Canva snaps up two more startups, taking its AI buying spree to eight deals as it reshapes its story ahead of a potential IPO.
Background: Canva is the Aussie-born design platform founded in 2013 that even made lawyers and accountants feel like graphic designers. It's now valued at around $60 billion AUD, making it one of Australia's most valuable private companies. Over the past few years, Canva has been on an acquisition rampage - snapping up six AI companies since 2024. And, it's clearly not slowing down.
What happened: Now, Canva has added two more acquisitions to the list: Simtheory and Ortto, which both happen to be owned by the same founders (who are also brothers). Ortto focuses on marketing automation, while Simtheory builds workflows for AI agents.
What else: Altogether, these eight acquisitions are believed to have cost Canva over $400 million as it re-positions itself as an AI company, not just a traditional software platform. Because in today's world, being "AI-first" is the narrative investors want to hear.
What's the key learning?
💡 Acquisitions aren't always about growth, it's also often about re-positioning. Before an IPO, companies focus heavily on shaping how investors perceive them. This is known as pre-IPO positioning, where storytelling matters just as much as financials.
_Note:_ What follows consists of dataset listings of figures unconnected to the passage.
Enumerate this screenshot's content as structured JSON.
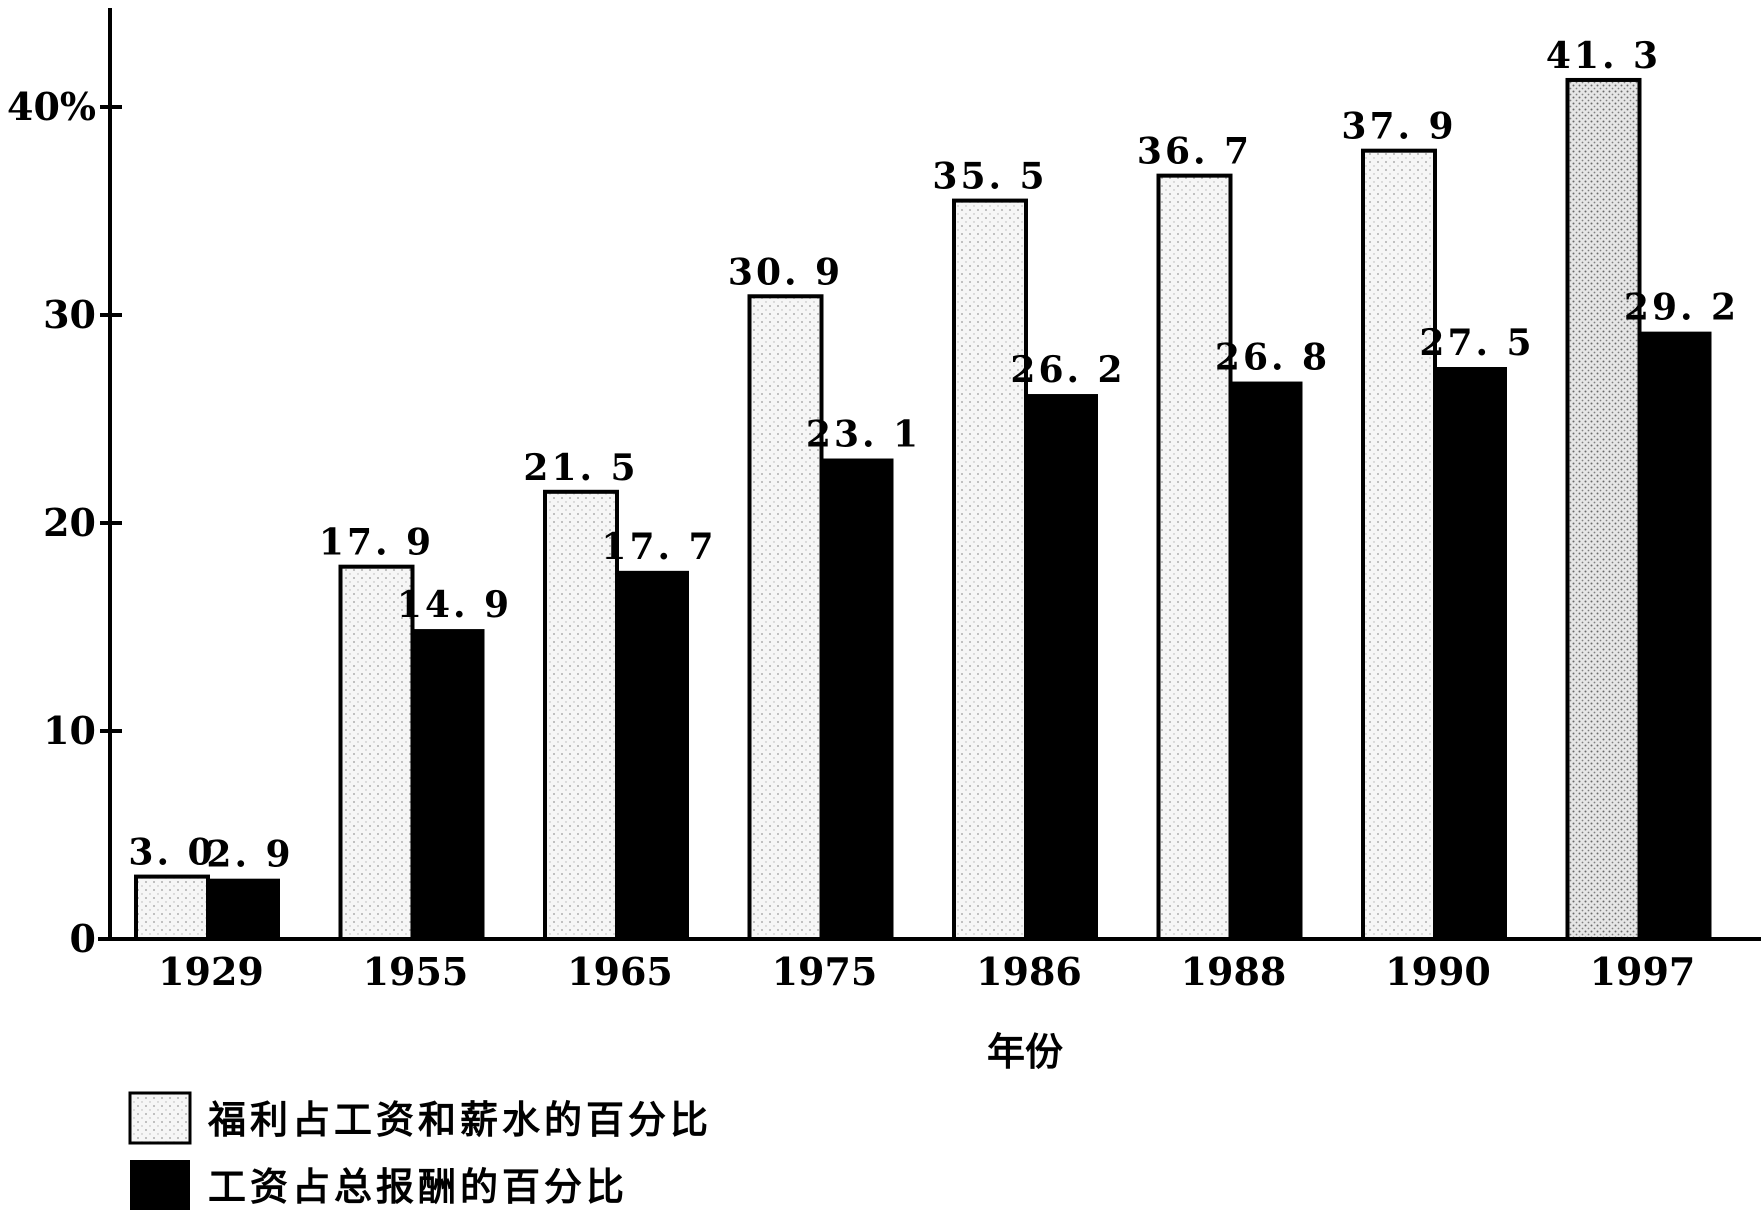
{
  "chart_data": {
    "type": "bar",
    "xlabel": "年份",
    "ylabel": "",
    "ylim": [
      0,
      45
    ],
    "yticks": [
      "0",
      "10",
      "20",
      "30",
      "40%"
    ],
    "ytick_values": [
      0,
      10,
      20,
      30,
      40
    ],
    "categories": [
      "1929",
      "1955",
      "1965",
      "1975",
      "1986",
      "1988",
      "1990",
      "1997"
    ],
    "series": [
      {
        "name": "福利占工资和薪水的百分比",
        "values": [
          3.0,
          17.9,
          21.5,
          30.9,
          35.5,
          36.7,
          37.9,
          41.3
        ],
        "labels": [
          "3. 0",
          "17. 9",
          "21. 5",
          "30. 9",
          "35. 5",
          "36. 7",
          "37. 9",
          "41. 3"
        ]
      },
      {
        "name": "工资占总报酬的百分比",
        "values": [
          2.9,
          14.9,
          17.7,
          23.1,
          26.2,
          26.8,
          27.5,
          29.2
        ],
        "labels": [
          "2. 9",
          "14. 9",
          "17. 7",
          "23. 1",
          "26. 2",
          "26. 8",
          "27. 5",
          "29. 2"
        ]
      }
    ],
    "legend_position": "bottom-left",
    "grid": false,
    "colors": {
      "series_1_fill": "#f4f4f4",
      "series_1_stroke": "#000000",
      "series_2_fill": "#000000"
    }
  }
}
💡 Pre-IPO positioning is about giving investors confidence in the future potential of the company. For Canva, leaning into AI helps strengthens its growth narrative and distinguish its potential from its underperforming SaaS competitors.
💡 Figma, Canva's arch rival, has seen its market value fall 80% post-IPO and Adobe has seen its shares plummet 37% over the past 12 months. So clearly, Canva is working hard to be seen as an AI opportunity, instead of just another SaaS player ahead of a potential 2026 IPO.